Today we're sitting down to talk with Diane deGroat and Shelley Rotner, authors of Dogs Don't Brush Their Teeth!
FQ: You both obviously love dogs. Do you have a dog(s)? If so, would you tell us a little about him/her?
Between the two authors, Shelley is the dog person. Sadly, her Australian Shepherd, Ginger, passed away as we were working on this book. She appears as the last dog in the book, reading in bed. Diane is a cat person, and enjoyed working with dogs via photographs.
FQ: How did you come up with the idea of showing children what dogs can and can't do? And who came up with the idea of using real dogs and adding "fake" accessories?
Diane and Shelley wanted to collaborate on a project, using Shelley's photographs and Diane's new venture into digital art. They brainstormed one night, trying to come up with a good concept for a book that included dogs. Diane was trying for a narrative story, while Shelley suggested a simple concept book. Shelley finally came up with the "Dogs do, Dog's Don't" idea, and together they created all the do-don't ideas for the book. It took a while to find just the right balance between the photography and the digital art. It finally evolved into what you see in the book.
FQ: Would you explain to our readers how you got the amazing/hysterical photos for the book?
Diane designed the dummy and engineered the flaps. Shelley followed this design, trying to get the dogs in the closest possible positions shown in the dummy. But of course a dog can't read a newspaper or brush it's teeth! So Diane used pieces from different photographs to make the dogs look like they were doing human things. It was done using Photoshop CS3 and a Wacom drawing tablet.

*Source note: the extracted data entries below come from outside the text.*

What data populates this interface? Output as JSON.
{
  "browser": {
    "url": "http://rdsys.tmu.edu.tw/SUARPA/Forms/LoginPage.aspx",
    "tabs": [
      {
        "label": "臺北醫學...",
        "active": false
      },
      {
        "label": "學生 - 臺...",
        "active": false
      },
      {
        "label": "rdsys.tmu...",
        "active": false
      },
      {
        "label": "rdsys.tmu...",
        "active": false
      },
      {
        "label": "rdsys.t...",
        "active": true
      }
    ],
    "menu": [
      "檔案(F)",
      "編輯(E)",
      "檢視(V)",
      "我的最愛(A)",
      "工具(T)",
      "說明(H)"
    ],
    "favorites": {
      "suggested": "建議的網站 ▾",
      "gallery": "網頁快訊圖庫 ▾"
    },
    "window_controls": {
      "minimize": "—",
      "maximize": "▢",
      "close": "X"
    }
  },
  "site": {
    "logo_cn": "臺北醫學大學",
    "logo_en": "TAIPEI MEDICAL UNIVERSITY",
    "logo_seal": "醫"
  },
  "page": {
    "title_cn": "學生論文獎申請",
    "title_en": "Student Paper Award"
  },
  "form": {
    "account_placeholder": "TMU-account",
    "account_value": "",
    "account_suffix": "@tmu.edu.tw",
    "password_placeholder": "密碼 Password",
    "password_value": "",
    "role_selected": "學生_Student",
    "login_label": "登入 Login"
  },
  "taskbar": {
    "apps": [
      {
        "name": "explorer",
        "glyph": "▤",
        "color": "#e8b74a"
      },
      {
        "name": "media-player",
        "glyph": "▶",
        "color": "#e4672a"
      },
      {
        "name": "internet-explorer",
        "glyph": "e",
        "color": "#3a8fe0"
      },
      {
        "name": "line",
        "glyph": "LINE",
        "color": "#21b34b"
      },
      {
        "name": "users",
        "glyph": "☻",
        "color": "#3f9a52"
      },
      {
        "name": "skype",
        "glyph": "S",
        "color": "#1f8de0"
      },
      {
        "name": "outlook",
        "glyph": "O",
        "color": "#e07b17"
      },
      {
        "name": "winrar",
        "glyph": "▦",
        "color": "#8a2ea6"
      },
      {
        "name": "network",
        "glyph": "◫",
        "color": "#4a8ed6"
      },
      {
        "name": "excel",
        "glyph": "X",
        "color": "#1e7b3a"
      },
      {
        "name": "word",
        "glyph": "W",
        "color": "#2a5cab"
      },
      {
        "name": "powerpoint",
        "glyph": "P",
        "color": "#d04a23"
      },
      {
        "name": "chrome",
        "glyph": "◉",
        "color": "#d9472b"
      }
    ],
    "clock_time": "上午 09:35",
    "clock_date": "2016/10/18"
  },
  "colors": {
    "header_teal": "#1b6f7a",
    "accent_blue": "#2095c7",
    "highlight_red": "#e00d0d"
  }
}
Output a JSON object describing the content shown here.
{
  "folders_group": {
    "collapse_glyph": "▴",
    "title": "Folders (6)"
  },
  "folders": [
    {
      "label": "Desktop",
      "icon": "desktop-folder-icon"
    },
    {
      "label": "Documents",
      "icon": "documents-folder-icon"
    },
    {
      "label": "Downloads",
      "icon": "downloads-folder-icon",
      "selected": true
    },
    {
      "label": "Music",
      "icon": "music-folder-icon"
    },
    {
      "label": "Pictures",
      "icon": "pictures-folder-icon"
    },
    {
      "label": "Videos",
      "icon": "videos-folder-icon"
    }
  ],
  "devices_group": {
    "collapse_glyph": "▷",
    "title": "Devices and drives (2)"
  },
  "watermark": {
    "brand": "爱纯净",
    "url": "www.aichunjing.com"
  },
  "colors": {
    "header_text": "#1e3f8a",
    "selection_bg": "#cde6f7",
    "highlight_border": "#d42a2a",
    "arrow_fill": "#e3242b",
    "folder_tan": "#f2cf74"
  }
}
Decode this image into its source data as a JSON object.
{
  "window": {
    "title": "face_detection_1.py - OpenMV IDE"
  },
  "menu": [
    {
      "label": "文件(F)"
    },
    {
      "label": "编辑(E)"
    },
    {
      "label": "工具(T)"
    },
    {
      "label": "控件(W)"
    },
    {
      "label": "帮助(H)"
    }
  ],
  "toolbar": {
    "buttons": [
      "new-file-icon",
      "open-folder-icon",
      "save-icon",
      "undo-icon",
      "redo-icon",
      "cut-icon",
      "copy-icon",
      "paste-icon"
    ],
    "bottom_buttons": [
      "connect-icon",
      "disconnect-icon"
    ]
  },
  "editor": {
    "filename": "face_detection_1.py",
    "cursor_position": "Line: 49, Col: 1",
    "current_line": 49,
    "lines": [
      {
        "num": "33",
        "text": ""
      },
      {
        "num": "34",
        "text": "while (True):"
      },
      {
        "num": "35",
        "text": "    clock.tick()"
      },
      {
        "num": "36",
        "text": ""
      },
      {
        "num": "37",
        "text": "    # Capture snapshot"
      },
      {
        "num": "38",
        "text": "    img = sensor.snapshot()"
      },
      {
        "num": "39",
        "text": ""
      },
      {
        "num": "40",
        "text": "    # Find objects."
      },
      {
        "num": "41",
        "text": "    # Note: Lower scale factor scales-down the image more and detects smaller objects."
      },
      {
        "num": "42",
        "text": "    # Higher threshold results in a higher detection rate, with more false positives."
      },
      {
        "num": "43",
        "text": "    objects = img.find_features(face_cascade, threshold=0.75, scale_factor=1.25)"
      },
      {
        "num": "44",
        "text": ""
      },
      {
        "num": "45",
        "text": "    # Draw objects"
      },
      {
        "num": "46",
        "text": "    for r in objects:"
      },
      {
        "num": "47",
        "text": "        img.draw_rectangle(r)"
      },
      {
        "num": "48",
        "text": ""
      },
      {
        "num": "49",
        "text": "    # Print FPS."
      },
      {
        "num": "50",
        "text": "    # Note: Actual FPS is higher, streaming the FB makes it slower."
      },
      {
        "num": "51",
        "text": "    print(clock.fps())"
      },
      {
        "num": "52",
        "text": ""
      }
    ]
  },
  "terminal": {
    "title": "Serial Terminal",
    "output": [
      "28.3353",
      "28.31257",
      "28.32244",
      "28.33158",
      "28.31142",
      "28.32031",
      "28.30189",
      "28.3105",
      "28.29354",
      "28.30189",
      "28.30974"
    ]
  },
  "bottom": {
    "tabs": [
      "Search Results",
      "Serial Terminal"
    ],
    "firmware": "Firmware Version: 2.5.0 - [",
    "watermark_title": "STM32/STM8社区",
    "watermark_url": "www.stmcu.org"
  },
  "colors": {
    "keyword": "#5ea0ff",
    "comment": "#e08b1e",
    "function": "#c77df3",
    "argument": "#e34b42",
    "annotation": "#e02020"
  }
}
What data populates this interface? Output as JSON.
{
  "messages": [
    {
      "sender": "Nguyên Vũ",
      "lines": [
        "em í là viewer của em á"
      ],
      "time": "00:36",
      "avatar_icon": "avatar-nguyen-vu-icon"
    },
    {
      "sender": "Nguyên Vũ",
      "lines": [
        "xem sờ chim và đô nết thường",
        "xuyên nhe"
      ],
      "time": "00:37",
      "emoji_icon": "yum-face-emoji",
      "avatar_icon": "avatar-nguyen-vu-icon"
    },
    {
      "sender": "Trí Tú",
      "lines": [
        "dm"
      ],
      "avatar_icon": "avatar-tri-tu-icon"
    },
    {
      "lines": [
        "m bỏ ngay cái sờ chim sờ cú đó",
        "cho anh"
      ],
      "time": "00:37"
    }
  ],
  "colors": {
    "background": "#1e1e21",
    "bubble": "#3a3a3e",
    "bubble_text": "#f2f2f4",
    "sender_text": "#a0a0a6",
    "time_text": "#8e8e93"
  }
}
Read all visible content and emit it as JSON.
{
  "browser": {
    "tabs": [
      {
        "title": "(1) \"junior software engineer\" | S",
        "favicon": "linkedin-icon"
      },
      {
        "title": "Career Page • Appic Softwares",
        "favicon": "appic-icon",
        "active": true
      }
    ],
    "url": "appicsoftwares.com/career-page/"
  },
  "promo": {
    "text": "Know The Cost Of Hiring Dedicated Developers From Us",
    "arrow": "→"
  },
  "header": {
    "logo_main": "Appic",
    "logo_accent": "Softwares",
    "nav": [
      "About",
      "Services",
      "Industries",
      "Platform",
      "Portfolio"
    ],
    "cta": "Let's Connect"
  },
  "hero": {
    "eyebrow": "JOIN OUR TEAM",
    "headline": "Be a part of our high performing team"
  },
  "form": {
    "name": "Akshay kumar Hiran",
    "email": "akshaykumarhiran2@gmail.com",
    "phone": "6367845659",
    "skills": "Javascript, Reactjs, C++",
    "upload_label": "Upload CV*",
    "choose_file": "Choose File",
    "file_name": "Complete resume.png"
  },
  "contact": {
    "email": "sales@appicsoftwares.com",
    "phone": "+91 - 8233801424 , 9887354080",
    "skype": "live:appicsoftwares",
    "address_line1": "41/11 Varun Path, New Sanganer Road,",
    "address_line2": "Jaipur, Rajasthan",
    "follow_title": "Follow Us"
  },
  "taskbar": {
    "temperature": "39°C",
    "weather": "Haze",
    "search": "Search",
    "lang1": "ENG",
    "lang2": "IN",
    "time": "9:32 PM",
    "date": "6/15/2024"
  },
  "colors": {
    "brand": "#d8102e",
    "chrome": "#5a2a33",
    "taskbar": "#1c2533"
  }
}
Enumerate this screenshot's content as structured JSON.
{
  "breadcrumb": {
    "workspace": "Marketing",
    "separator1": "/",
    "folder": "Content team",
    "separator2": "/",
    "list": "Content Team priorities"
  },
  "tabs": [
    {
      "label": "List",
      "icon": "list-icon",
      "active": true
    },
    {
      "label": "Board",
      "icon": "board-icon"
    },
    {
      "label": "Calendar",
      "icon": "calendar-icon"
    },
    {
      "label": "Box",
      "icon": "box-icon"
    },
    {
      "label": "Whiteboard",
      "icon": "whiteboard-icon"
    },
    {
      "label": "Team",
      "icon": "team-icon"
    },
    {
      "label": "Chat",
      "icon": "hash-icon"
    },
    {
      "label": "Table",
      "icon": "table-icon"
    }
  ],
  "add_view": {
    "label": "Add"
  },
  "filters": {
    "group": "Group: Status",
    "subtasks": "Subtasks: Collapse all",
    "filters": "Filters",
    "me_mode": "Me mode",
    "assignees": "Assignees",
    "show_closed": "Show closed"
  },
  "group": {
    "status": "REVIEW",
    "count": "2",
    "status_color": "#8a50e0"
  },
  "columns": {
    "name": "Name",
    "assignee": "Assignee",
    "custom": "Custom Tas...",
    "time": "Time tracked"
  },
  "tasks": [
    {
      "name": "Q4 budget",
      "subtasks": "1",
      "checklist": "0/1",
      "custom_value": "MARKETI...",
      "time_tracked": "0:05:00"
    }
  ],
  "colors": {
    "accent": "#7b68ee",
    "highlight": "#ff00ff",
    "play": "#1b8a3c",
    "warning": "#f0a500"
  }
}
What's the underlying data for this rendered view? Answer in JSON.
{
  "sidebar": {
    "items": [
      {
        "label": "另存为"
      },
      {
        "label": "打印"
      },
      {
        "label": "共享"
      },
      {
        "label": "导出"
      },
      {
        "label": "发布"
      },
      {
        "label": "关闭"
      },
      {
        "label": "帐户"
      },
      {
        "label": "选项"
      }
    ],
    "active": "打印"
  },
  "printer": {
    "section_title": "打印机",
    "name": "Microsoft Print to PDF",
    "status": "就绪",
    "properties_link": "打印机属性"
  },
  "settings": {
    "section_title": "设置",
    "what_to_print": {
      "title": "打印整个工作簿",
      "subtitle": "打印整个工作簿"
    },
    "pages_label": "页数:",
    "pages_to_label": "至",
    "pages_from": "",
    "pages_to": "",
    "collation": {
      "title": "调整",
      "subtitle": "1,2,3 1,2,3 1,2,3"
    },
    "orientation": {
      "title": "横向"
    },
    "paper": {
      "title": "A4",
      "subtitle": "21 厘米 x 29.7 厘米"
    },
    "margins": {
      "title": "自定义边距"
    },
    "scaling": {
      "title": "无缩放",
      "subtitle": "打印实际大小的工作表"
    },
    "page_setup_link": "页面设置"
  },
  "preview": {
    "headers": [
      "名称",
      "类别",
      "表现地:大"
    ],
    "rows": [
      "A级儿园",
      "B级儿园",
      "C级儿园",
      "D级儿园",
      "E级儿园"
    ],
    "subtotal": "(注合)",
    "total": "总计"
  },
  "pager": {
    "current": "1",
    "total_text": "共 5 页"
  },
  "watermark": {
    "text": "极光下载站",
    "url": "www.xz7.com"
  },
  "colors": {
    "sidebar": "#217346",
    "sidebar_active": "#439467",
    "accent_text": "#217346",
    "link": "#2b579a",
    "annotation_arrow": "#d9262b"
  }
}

FQ: Where did you find the dog volunteers for your book?
Shelley met many of the dogs that appear in the book as she regularly walked Ginger around her hometown. She met dogs as she traveled with Ginger to Martha's Vineyard, MA, and even in New York City. She also has many friends who have dogs, and she is acquainted with area breeders who helped supply the puppies.
FQ: Did you have a dog that had the perfect look for the book but just wouldn't cooperate?
For the most part, all the dogs co-operated, especially if Shelley used food bribes. The hardest part was not being able to use more dogs in the book and not having more breeds represented.
FQ: I have to ask - you have a photo of a dog, um, "doing his business." Did you have to follow him around for hours to get that shot?
Shelley followed "Lily" around with the owner until she was "ready." There's a funny video on the website where the owners talk about the experience. Lily had to hold it in until Shelly found just the right lighting for the shot!
FQ: I love the "special thanks" page at the end where you have a picture of each dog, their name and breed. How have the dogs' owners responded seeing their best friends in the book?
The dog owners were thrilled. In our culture many people consider their dog "part of the family." They were amused and very proud to have their "baby" published.